Moins d’ailleurs un exemple du geste induit par les composants idéogrammatiques que par la conflagration kanjique du sens. Un exemple repris d’une remarque d’Yves Maniette.
Dans les années 80, le Japon était essentiellement perçu de l’étranger comme une nation-entreprise. Il l’est moins depuis l’éclatement de la bulle spéculative et depuis que la Chine, dans sa récente montée en puissance, a repris son rôle, démographiquement logique, d’incarnation du péril jaune.

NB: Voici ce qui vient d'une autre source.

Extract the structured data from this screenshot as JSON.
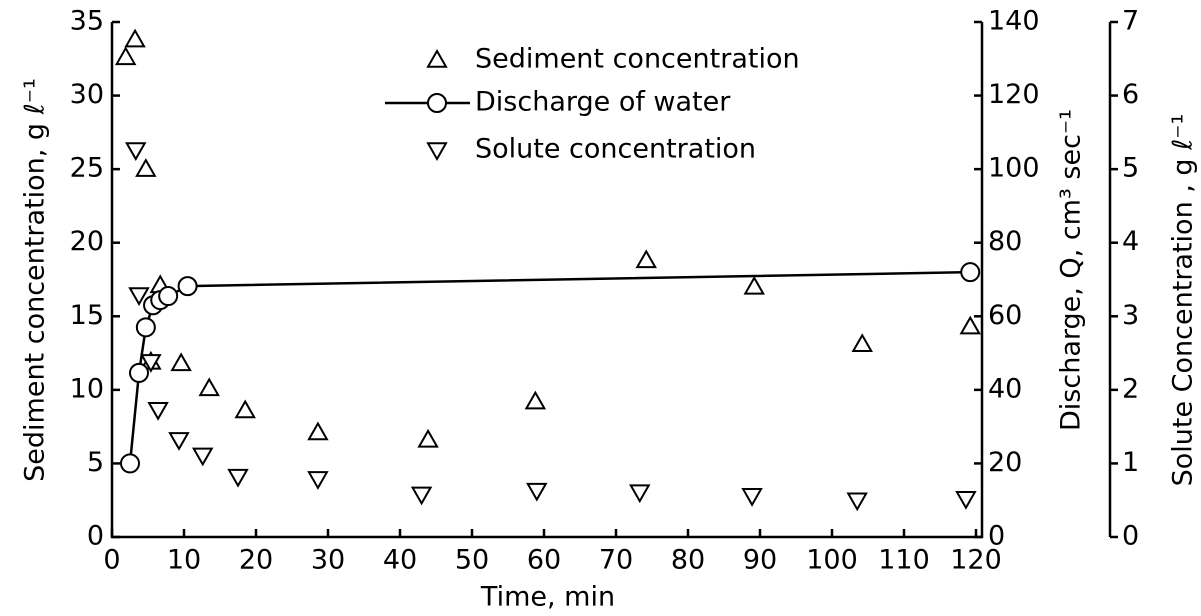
{
  "chart_data": {
    "type": "scatter",
    "xlabel": "Time, min",
    "ylabel": "Sediment concentration, g ℓ⁻¹",
    "y2label": "Discharge, Q, cm³ sec⁻¹",
    "y3label": "Solute Concentration , g ℓ⁻¹",
    "xlim": [
      0,
      120
    ],
    "xticks": [
      0,
      10,
      20,
      30,
      40,
      50,
      60,
      70,
      80,
      90,
      100,
      110,
      120
    ],
    "ylim": [
      0,
      35
    ],
    "yticks": [
      0,
      5,
      10,
      15,
      20,
      25,
      30,
      35
    ],
    "y2lim": [
      0,
      140
    ],
    "y2ticks": [
      0,
      20,
      40,
      60,
      80,
      100,
      120,
      140
    ],
    "y3lim": [
      0,
      7
    ],
    "y3ticks": [
      0,
      1,
      2,
      3,
      4,
      5,
      6,
      7
    ],
    "series": [
      {
        "name": "Sediment concentration",
        "color": "#000000",
        "marker": "triangle-up",
        "axis": "y",
        "x": [
          1.9,
          3.2,
          4.7,
          5.4,
          6.7,
          9.6,
          13.5,
          18.5,
          28.6,
          43.9,
          58.8,
          74.2,
          89.2,
          104.2,
          119.2
        ],
        "values": [
          32.6,
          33.8,
          25.0,
          11.9,
          17.1,
          11.8,
          10.1,
          8.6,
          7.1,
          6.6,
          9.2,
          18.8,
          17.0,
          13.1,
          14.3
        ]
      },
      {
        "name": "Discharge of water",
        "color": "#000000",
        "marker": "circle",
        "line": true,
        "axis": "y2",
        "x": [
          2.5,
          3.75,
          4.7,
          5.7,
          6.7,
          7.8,
          10.5,
          119.2
        ],
        "values": [
          20,
          44.6,
          57,
          63,
          64.4,
          65.5,
          68.2,
          72
        ]
      },
      {
        "name": "Solute concentration",
        "color": "#000000",
        "marker": "triangle-down",
        "axis": "y3",
        "x": [
          3.3,
          3.75,
          5.4,
          6.4,
          9.3,
          12.6,
          17.5,
          28.6,
          43,
          59,
          73.3,
          88.9,
          103.5,
          118.6
        ],
        "values": [
          5.26,
          3.29,
          2.38,
          1.73,
          1.32,
          1.11,
          0.82,
          0.79,
          0.58,
          0.63,
          0.61,
          0.56,
          0.5,
          0.52
        ]
      }
    ]
  }
}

A Kyôto, dans mon quotidien sans contact professionnel avec le secteur privé, ce n’est pas l’entreprise qui m’entoure mais le temple. Kyoto est un sol entourant une continuité de sanctuaires.
Une ville-autel.
L’entreprise, la religion. On dirait du Max Weber. Mais sans péché. Sans élection. Un protestantisme groupal. Humble mais ferme. Qui, en post-Heian, continue de mépriser les épiciers. Qui, en post-WWII, a investi, avec une fervence sérieuse incapable d’envisager moins que l’excellence, la solution de compromis proposée par le capitalisme globalisé.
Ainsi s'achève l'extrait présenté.